If, as the fictional ecophilosopher Ardea speculates in this novella, it is indeed the case that it is only through stories that morality acquires emotional force, then we surely need more stories such as the one that (actual) ecophilosopher Freya Mathews narrates so compellingly here. Tapping deep into the mythopoetic wellspring of the Faust legend, Ardea conjures a contemporary counterpart to Goethe’s prototypical modern man. This is a Faust for the Anthropocene. His searing story opens a path of profound reconnection with the rest of life in a historical moment when so many lives, human and otherwise, are imperiled by the power- and profit-driven course of development initiated by his Goethean forbear. Revivifying the genre of moral-philosophical tale deployed, for example, by Voltaire in Candide, Mathews deftly engages the reader in intellectual reflection on ecological ethics and politics. At the same time, she draws them imaginatively and affectively into the ontopoetic journey traversed by her postmodern counter-Faust: a figure who will have to bargain, not with the loss of his soul, but rather with its discovery.

~ Kate Rigby, author of Topographies of the Sacred: The Poetics of Place in European Romanticism and Dancing with Disaster: Environmental Histories, Narratives, and Ethics for Perilous Times

Ardea: A Philosophical Novella

What is soul? Can it be forfeited? Can it be traded away? If it can, what would ensue? What consequences would follow from loss of soul — for the individual, for society, for the earth?

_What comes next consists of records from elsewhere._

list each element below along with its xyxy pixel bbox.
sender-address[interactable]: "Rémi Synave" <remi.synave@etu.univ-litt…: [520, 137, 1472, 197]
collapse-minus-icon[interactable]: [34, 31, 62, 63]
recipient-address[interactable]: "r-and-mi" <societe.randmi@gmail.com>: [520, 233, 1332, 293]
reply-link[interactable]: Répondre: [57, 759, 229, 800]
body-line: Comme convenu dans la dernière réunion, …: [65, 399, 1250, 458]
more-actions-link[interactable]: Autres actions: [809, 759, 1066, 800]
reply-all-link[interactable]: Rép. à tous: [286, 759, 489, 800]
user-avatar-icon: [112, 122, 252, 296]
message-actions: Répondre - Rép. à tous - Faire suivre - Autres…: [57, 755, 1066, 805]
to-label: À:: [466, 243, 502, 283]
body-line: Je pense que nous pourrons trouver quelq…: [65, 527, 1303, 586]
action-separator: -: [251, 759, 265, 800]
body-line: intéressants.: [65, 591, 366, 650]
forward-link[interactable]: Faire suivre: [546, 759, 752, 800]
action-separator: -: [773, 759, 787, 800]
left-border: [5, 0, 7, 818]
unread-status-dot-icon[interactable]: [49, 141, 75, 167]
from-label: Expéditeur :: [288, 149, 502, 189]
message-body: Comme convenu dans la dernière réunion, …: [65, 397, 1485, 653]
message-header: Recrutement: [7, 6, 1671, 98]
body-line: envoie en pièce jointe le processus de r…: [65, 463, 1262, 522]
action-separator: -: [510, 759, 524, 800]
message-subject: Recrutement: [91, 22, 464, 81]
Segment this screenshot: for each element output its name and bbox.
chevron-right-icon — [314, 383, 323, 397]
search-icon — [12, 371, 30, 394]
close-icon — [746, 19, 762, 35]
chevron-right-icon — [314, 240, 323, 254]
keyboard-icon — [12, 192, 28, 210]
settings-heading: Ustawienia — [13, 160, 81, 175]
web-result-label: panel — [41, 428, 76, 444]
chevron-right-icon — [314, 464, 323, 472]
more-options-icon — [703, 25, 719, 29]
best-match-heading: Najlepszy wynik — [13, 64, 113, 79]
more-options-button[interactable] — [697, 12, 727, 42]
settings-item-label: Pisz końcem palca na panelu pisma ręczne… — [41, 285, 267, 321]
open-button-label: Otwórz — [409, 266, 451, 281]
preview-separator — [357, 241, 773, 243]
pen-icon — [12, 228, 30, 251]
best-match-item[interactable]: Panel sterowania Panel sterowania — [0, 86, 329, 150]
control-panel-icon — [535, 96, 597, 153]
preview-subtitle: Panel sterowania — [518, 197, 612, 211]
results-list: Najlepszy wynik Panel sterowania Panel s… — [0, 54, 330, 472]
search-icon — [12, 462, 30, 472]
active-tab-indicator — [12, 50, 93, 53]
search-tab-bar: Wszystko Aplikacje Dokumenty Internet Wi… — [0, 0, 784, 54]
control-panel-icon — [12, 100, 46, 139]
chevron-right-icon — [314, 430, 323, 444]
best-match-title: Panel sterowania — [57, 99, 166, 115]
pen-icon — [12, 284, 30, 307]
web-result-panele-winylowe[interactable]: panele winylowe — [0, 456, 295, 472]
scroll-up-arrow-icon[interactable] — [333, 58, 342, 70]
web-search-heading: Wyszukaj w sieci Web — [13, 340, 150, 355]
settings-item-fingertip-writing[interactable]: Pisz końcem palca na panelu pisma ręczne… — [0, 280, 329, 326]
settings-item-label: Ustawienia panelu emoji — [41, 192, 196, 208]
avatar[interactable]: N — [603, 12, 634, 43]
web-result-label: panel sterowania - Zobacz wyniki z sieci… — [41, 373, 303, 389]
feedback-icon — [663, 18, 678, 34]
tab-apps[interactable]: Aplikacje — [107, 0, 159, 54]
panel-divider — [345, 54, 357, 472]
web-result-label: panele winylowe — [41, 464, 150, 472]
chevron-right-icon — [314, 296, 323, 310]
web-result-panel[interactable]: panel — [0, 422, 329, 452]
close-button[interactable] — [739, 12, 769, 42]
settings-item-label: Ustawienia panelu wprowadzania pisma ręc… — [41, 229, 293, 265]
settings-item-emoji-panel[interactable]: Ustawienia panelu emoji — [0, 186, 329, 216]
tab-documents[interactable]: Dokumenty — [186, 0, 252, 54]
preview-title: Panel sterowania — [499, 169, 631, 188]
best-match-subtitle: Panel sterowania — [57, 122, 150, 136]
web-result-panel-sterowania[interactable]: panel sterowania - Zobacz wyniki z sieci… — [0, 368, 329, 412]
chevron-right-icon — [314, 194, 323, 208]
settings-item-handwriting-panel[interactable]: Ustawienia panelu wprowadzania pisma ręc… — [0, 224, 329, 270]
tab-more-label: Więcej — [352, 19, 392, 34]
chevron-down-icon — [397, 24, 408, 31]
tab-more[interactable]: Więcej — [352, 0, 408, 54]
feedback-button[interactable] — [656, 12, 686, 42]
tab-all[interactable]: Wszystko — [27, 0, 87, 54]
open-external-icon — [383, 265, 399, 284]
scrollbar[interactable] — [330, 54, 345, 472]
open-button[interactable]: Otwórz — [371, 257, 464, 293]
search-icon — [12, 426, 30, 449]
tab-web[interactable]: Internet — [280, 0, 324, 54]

In the early nineteenth century, Goethe’s hero, Faust, became a defining archetype of modernity, a harbinger of the existential possibilities and moral complexities of the modern condition. But today the dire consequences of the Faustian pact with the devil are becoming alarmingly visible. In light of this, how would Goethe’s arguably flawed drama play out in a 21st-century century setting? Would a contemporary Faust sign up to a demonic deal? Indeed what, in the wake of two hundred years of social and economic development, would be left for the devil to offer him? A contemporary Faust would already possess everything the original Faust in his ascetic cloister lacked — affluence and mobility; celebrity and worldly influence; access to information; religious choice; sexual freedom and the availability of women — though women, it must be noted, currently also partake of that same freedom. The only thing a present-day Faust would lack would be his soul. Would he miss it? Does soul even exist? If it does, it would of course be the one thing the devil could not bestow. So from what or whom could Faust retrieve it? What, in a word, would a contemporary Faust most deeply desire?

In pursuit of these questions, Ardea engages a familiar but possibly faulty archetype, that of Faust, with an unfamiliar one, that of the white heron, borrowed from a short story of the same name by nineteenth-century American author, Sarah Orne Jewett. In Jewett’s tale, a soul-pact of an entirely different kind from that entered into by Faust is proposed. It is a pact with the wild, a pledge of fealty, of non-forfeiture, that promises to redraw the violent psycho-sexual and psycho-spiritual patterns that have underpinned modernity. How would a present-day heir to the Faustian tradition, ingrained with the habit of entitlement but also burdened with the consequences of the old pact, respond to the new proposition?